The inquiry attributes the lack of attention to operations to a collision of unanticipated events on the battlefield of Iraq last autumn, when the worst abuses occurred: An unexpectedly tenacious insurgency drew most of the attention of senior commanders while, at the same time, combat sweeps of suspected insurgents generated a pool of detainees that far exceeded the military's ability to guard them and interrogate them.

The Fay report initially focused on the 205th Military Intelligence Brigade, the unit that worked at the prison under the command of Col. Thomas M. Pappas. But senior officials decided it was important to broaden the inquiry. So a more senior officer, Lt. Gen. Anthony R. Jones, was brought in as required by military protocol to interview General Sanchez, also a three-star officer. The senior officer responsible for issuing the report is Gen. Paul J. Kern.

Bryan Whitman, the Pentagon's deputy spokesman, said late Wednesday that the report was nearing completion but refused to discuss details of pending inquiries.

"It's a very comprehensive and thorough report, not only of the 205th Military Intelligence Brigade, but also, given General Kern's broader authority, of the organizations and individuals more senior to the 205th," he said.

So far, one of the seven military police soldiers charged with the abuses has pleaded guilty in exchange for his testimony against the others. Lawyers for the remaining six have argued that they were simply following orders from military intelligence superiors.

Extensive testimony in several hearings over the past few months to determine whether the soldiers should face courts-martial has produced no evidence that the soldiers were under direct orders.

At a recent hearing for Pfc.
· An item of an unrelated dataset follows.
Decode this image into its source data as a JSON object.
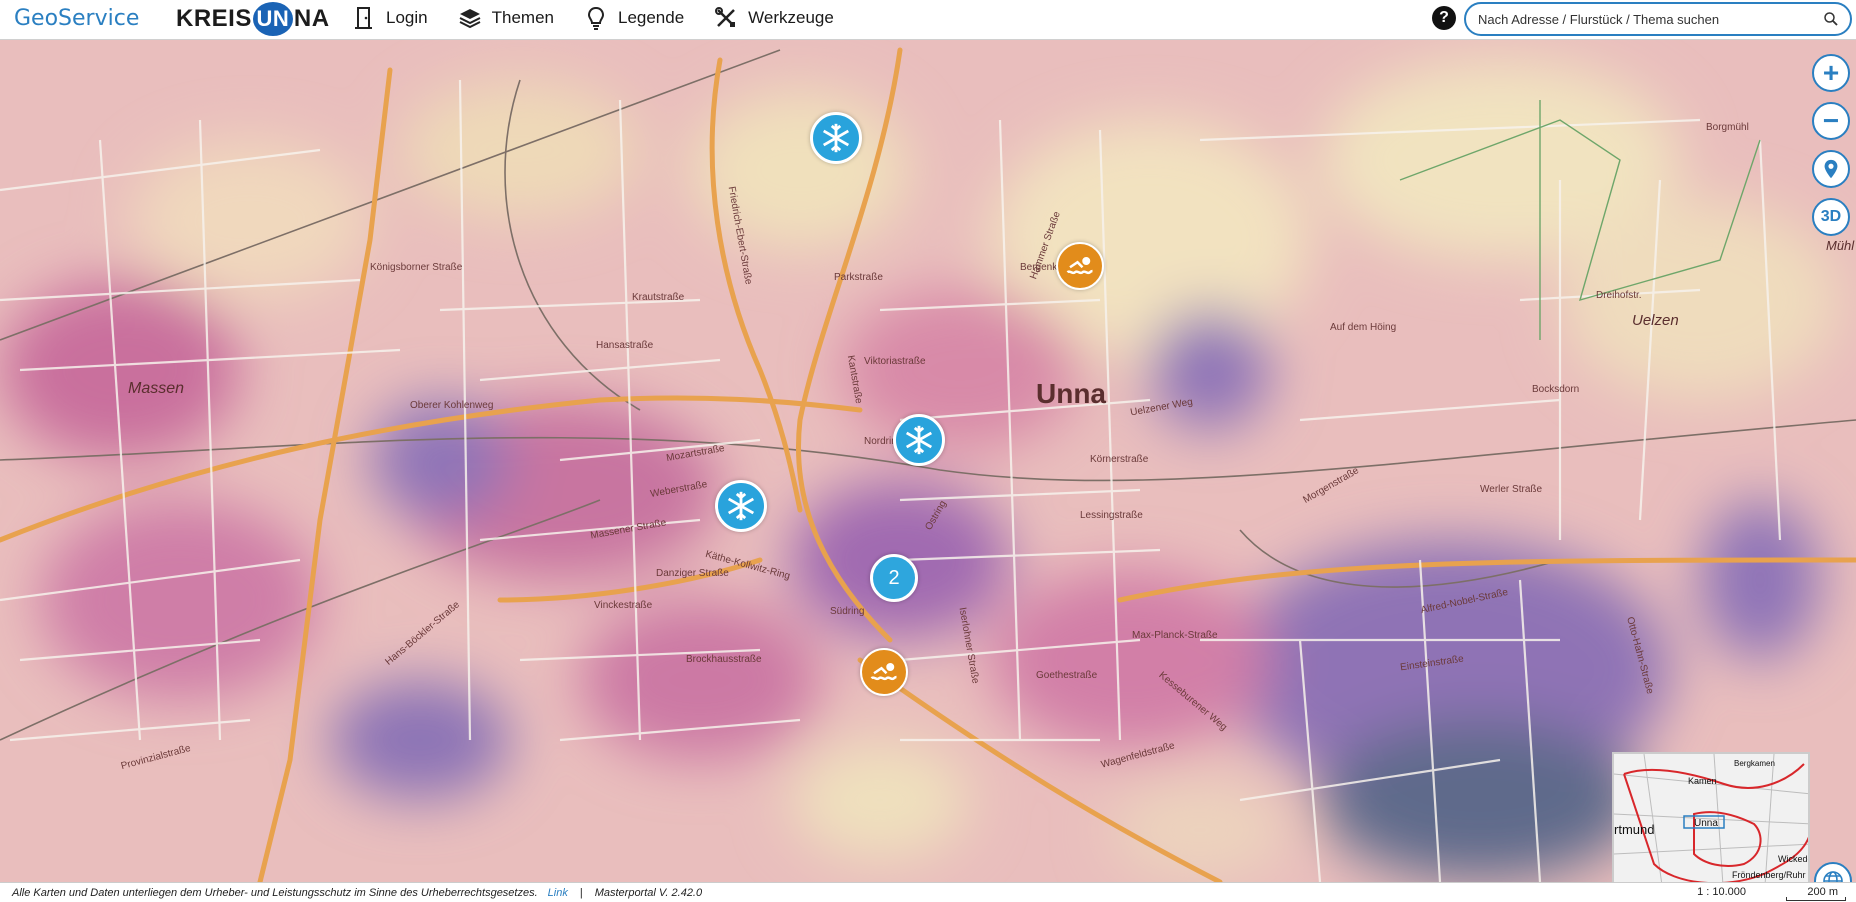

Lynndie R. England, who appears in photographs grinning and holding a leash around the neck of a naked and crawling prisoner, soldiers testified that Colonel Pappas had sent orders that military police should be used to "set the conditions" for interrogations. But military intelligence officials at the prison testified that this meant finding out information about their personal lives that interrogators might use to prompt statements, not the kind of sexual humiliation seen in the photographs.
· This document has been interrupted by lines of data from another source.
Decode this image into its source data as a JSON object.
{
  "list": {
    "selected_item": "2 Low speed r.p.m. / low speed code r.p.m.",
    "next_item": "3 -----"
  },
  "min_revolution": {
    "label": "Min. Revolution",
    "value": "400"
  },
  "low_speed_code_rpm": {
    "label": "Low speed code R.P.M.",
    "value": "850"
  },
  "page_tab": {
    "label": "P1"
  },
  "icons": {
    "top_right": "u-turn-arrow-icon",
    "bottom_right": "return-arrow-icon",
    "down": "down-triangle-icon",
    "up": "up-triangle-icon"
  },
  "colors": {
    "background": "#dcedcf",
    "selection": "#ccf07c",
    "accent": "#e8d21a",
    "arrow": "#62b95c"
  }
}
But the testimony has described a prison in chaos, where prisoners were routinely left naked and threatened by growling dogs. The prison was so crowded that interrogations were taking place in showers.

Records and sworn statements indicate that medics had some of the earliest and strongest clues that prisoners might be being mistreated, but said nothing until the investigation into abuses began when a whistleblower came forward in January. Medical records obtained by The New York Times show that medics had gone to the area of the prison where the abuse occurred several times to stitch suspicious wounds.
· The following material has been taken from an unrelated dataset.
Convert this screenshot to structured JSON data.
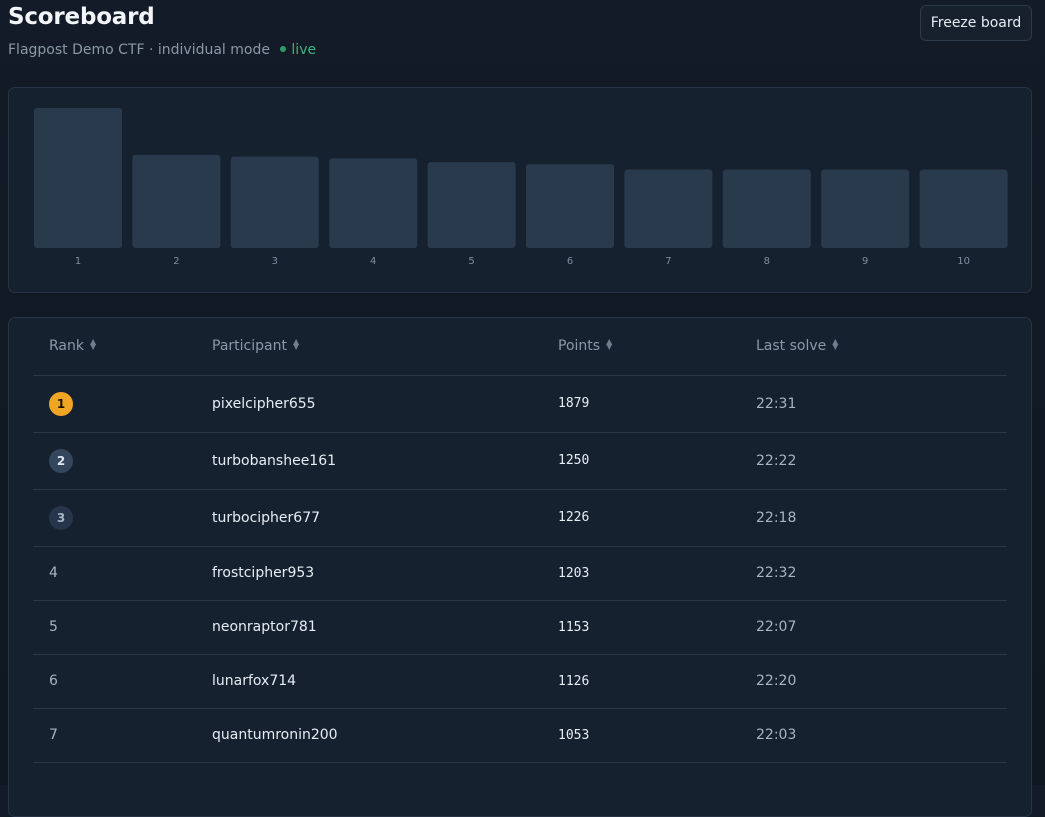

One medic noted in November that a patient had "blood down the front of clothes and sandbag over head" and three facial wounds requiring 13 stitches.

Several inquiries into prison abuse have been completed or are expected to issue reports in the next few months.

The first, by Maj. Gen Antonio M. Taguba, found that soldiers in the 372nd Military Police Company had committed "sadistic, blatant, and wanton" criminal acts. While his investigation was limited to the conduct of military police soldiers, his report said he strongly suspected that they had been influenced if not directed by military intelligence units under Colonel Pappas and Lt. Col. Steven Jordan, who led the interrogation unit.

At hearings of the Senate Armed Services Committee in May, several skeptical senators raised questions about whether the soldiers had been influenced by direction from above and perhaps from the Pentagon. But a report in July by the Army's inspector general, Lt. Gen. Paul T. Mikolashek, concluded that the mistreatment was limited to the actions of a few soldiers and the failure of a few leaders to supervise them.

At least two investigations are to report soon: one by the Navy's inspector general, looking at detention and interrogation procedures at American-run facilities in Iraq, Afghanistan, and at Guantánamo Bay, Cuba, and a panel led by former Defense Secretary James R. Schlesinger, which was appointed by Secretary Rumsfeld and is to oversee all the other reports and identify areas left to examine.